Credit unions got looped in with the rest of the industry after the financial crisis, falling under the new industry watchdog dubbed the Consumer Financial Protection Bureau to ensure such extreme lending would never happen again.
The only problem is that credit unions believe they never contributed to the crisis in the first place, and yet they still have to submit to the overly burdensome regulation released in the aftermath by the bureau.
In a new op-ed in the Credit Union Journal, Dan Berger, CEO of the National Association of Federally-Insured Credit Unions, emphasized his concerns with the bureau having any rulemaking authority over credit unions.
From the blog:
The CFPB’s reach is ever expanding and CUs are forced to deal with the growing compliance burden.
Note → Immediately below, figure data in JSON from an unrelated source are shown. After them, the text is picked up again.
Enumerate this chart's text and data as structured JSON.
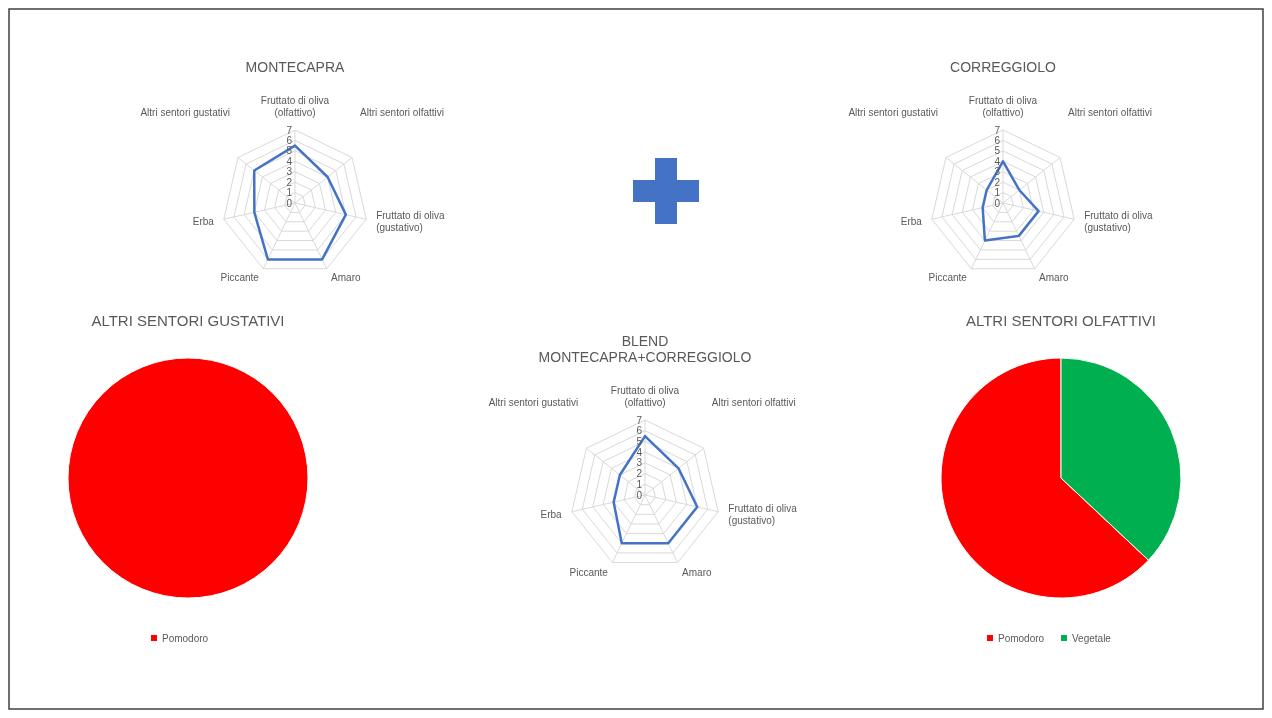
{
  "chart_data": [
    {
      "type": "radar",
      "title": "MONTECAPRA",
      "categories": [
        "Fruttato di oliva (olfattivo)",
        "Altri sentori olfattivi",
        "Fruttato di oliva (gustativo)",
        "Amaro",
        "Piccante",
        "Erba",
        "Altri sentori gustativi"
      ],
      "ylim": [
        0,
        7
      ],
      "yticks": [
        0,
        1,
        2,
        3,
        4,
        5,
        6,
        7
      ],
      "grid": true,
      "series": [
        {
          "color": "#4472c4",
          "values": [
            5.5,
            4,
            5,
            6,
            6,
            4,
            5
          ]
        }
      ]
    },
    {
      "type": "radar",
      "title": "CORREGGIOLO",
      "categories": [
        "Fruttato di oliva (olfattivo)",
        "Altri sentori olfattivi",
        "Fruttato di oliva (gustativo)",
        "Amaro",
        "Piccante",
        "Erba",
        "Altri sentori gustativi"
      ],
      "ylim": [
        0,
        7
      ],
      "yticks": [
        0,
        1,
        2,
        3,
        4,
        5,
        6,
        7
      ],
      "grid": true,
      "series": [
        {
          "color": "#4472c4",
          "values": [
            4,
            2,
            3.5,
            3.5,
            4,
            2,
            2
          ]
        }
      ]
    },
    {
      "type": "pie",
      "title": "ALTRI SENTORI GUSTATIVI",
      "categories": [
        "Pomodoro"
      ],
      "values": [
        100
      ],
      "colors": [
        "#ff0000"
      ],
      "legend": "bottom"
    },
    {
      "type": "radar",
      "title": "BLEND MONTECAPRA+CORREGGIOLO",
      "categories": [
        "Fruttato di oliva (olfattivo)",
        "Altri sentori olfattivi",
        "Fruttato di oliva (gustativo)",
        "Amaro",
        "Piccante",
        "Erba",
        "Altri sentori gustativi"
      ],
      "ylim": [
        0,
        7
      ],
      "yticks": [
        0,
        1,
        2,
        3,
        4,
        5,
        6,
        7
      ],
      "grid": true,
      "series": [
        {
          "color": "#4472c4",
          "values": [
            5.5,
            4,
            5,
            5,
            5,
            3,
            3
          ]
        }
      ]
    },
    {
      "type": "pie",
      "title": "ALTRI SENTORI OLFATTIVI",
      "categories": [
        "Pomodoro",
        "Vegetale"
      ],
      "values": [
        63,
        37
      ],
      "colors": [
        "#ff0000",
        "#00b050"
      ],
      "legend": "bottom"
    }
  ]
}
Case in point: compliance deadlines for the amendments to the mortgage servicing rules, the new Home Mortgage Disclosure Act rules and the bureau’s final rule on prepaid accounts all converge this fall.
All these current and pending rules are why NAFCU has been locked in a fight with the CFPB over how it should not be regulating the credit union industry.
No one—especially not a government bureau—knows the individual financial needs of members better than the credit unions that serve them. NAFCU will continue this fight – with no compromise—so credit unions can continue to operate in the upright manner they always have for their 106 million members.
However, this isn’t a new cry from NAFCU, and in the past, the bureau publicly stated it disagrees, even going as far as to say credit unions are benefitting from the new rules.
For example, in March of last year before the Housing Financial Services Committee in Cordray’s semi-annual update, Cordray used credit unions as an example of a clear benefactor to the CFPB’s regulation.
And yet right before the update, Berger sent a letter to House Financial Services Committee Chairman Jeb Hensarling, R-Texas, saying, "Unfortunately, many of our concerns about the increased regulatory burdens that credit unions would face under the CFPB have proven true."
Ultimately, Berger urged the bureau in the op-ed to use its exemption authority under Section 1022(b)(3)(A) of the Dodd-Frank Act to exempt credit unions from the bureau’s rulemakings.